Kapitel 8- London, 1815

London 1815,

„Die Woche ist bald um", aufmunternd klopft mir Kora auf die Schulter. Kora ist nur wenige Jahre älter als ich und eine wahrhaft gute Hausfrau und Ehefrau. Sie schafft es mit drei Kindern alleine fertig zu werden, denn ihr Ehemann ist die meiste Zeit auf Reisen.

Ich bewundere sie sehr dafür. Obwohl ich schon seit drei Jahren hier inmitten von London lebe, ist es für mich immer noch schwer sich einzugewöhnen.

Ich versuche so gut es geht den Haushalt in unserer kleinen Wohnung zu schmeißen, während Nathaniel arbeitet.

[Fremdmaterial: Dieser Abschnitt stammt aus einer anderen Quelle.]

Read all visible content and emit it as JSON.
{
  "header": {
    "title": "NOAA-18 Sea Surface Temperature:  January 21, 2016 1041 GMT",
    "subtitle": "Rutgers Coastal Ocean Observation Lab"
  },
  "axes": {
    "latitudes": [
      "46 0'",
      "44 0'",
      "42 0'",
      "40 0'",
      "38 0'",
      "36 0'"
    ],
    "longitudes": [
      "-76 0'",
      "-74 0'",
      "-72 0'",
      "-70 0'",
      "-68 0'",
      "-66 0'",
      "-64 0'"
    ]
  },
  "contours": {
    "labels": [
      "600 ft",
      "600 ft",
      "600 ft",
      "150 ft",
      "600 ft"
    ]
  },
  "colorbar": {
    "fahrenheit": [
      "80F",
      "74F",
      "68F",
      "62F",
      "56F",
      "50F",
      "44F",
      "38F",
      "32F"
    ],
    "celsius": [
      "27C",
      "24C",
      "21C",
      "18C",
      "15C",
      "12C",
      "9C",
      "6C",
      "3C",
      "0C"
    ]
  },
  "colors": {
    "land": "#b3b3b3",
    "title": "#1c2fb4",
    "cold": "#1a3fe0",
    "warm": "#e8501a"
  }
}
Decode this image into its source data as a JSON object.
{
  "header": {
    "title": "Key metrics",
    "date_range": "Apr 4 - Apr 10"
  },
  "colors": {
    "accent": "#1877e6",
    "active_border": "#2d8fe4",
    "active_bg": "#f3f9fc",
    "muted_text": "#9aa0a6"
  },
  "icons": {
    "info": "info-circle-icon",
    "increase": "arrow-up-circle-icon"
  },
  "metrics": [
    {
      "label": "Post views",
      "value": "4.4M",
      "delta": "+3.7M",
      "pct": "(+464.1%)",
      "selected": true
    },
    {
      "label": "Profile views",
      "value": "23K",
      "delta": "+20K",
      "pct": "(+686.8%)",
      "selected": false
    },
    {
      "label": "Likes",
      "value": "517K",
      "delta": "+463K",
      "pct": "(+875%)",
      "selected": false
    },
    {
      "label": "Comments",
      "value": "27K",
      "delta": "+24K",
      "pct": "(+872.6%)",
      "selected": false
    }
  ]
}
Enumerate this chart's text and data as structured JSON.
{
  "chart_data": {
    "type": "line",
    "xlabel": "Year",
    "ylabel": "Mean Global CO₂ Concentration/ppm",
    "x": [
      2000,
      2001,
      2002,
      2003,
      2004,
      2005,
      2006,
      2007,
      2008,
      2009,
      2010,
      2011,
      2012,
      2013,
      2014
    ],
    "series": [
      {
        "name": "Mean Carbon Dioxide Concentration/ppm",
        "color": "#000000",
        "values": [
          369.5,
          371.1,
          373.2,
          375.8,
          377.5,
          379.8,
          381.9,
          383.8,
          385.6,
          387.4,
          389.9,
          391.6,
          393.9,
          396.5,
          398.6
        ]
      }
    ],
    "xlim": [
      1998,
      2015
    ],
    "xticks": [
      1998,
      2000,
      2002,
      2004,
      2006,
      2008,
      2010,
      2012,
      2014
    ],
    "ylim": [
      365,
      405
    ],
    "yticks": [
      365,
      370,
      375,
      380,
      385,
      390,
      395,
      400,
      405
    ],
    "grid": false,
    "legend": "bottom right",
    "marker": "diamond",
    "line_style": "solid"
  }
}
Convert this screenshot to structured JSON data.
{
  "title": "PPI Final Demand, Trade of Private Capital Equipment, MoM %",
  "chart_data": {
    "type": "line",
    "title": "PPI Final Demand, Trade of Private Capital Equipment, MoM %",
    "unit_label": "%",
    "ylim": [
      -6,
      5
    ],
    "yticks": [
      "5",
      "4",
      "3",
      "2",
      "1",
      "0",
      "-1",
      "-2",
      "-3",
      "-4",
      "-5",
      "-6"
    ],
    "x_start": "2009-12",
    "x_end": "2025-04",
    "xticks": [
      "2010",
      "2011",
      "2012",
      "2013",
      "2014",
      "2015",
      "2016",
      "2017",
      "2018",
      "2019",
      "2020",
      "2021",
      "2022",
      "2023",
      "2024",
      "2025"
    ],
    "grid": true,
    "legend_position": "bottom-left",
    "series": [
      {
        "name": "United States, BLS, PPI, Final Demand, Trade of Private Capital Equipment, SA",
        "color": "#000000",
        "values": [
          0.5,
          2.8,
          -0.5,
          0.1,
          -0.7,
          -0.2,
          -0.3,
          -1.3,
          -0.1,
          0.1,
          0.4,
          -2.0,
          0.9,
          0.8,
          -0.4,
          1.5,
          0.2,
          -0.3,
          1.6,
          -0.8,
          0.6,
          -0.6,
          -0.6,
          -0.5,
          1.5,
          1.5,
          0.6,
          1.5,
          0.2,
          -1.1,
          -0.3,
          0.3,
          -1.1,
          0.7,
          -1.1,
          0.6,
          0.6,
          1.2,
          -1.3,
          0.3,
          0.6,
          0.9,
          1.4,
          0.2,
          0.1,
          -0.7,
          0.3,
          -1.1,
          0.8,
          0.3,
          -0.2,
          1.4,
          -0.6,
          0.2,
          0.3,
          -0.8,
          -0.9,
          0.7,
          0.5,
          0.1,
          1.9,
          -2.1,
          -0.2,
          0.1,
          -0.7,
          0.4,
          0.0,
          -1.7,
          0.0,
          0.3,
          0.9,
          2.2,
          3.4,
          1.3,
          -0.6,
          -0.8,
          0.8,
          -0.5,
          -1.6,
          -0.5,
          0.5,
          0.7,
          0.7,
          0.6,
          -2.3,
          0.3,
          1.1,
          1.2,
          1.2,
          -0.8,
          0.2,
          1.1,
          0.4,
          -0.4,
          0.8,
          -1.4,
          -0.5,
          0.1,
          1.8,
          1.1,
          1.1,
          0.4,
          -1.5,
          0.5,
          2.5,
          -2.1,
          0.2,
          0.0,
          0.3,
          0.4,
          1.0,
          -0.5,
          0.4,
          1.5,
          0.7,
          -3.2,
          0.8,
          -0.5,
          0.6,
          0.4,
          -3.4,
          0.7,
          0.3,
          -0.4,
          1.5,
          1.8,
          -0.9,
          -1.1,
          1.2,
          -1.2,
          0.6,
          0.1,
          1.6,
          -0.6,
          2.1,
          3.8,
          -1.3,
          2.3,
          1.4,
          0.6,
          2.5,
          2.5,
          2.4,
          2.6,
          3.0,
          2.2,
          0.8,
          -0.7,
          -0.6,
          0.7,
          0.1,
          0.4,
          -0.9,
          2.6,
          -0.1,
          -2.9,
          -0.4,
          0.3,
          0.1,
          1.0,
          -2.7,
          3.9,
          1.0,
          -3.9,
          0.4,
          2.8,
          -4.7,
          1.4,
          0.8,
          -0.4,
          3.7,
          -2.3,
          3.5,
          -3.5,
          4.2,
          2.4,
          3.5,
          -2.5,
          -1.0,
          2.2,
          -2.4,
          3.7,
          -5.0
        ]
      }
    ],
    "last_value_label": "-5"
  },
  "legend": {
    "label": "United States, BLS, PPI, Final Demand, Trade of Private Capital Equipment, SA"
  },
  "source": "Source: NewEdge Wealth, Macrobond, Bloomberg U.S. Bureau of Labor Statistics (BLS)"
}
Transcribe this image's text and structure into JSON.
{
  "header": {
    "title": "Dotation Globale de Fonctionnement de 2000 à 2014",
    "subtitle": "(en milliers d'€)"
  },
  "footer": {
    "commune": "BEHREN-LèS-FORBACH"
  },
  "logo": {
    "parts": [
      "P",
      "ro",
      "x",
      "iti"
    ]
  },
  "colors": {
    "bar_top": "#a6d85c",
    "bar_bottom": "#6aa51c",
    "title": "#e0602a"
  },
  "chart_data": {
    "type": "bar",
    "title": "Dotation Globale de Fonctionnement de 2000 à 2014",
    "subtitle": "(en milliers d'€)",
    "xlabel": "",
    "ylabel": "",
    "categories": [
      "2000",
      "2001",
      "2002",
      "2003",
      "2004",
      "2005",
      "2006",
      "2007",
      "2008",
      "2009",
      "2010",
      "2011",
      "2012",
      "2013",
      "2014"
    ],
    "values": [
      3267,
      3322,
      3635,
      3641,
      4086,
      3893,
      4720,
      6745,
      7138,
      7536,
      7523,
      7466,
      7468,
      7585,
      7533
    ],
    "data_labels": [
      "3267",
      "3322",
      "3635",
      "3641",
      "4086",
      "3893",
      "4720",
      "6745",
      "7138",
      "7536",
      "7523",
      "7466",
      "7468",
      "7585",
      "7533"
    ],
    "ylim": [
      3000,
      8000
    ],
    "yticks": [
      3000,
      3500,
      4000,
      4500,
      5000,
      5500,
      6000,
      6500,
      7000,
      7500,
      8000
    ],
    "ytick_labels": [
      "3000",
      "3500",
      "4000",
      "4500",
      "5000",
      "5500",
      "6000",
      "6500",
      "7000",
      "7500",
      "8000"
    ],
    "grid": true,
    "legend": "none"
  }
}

Ich bin froh, dass er diesen gut bezahlten Job beim Offizier bekommen hatte. So können wir uns einigermaßen über Wasser halten.

„Theresia", erneut klopft mir Kora, diesmal etwas sanfter auf die Schulter, „du bist wieder einmal sehr abwesend. Pass doch auf."
Sie deutet mit dem Finger auf meinem Korb, indem fast, meine gerade eben gekauften, Kartoffeln hinuntergefallen wären.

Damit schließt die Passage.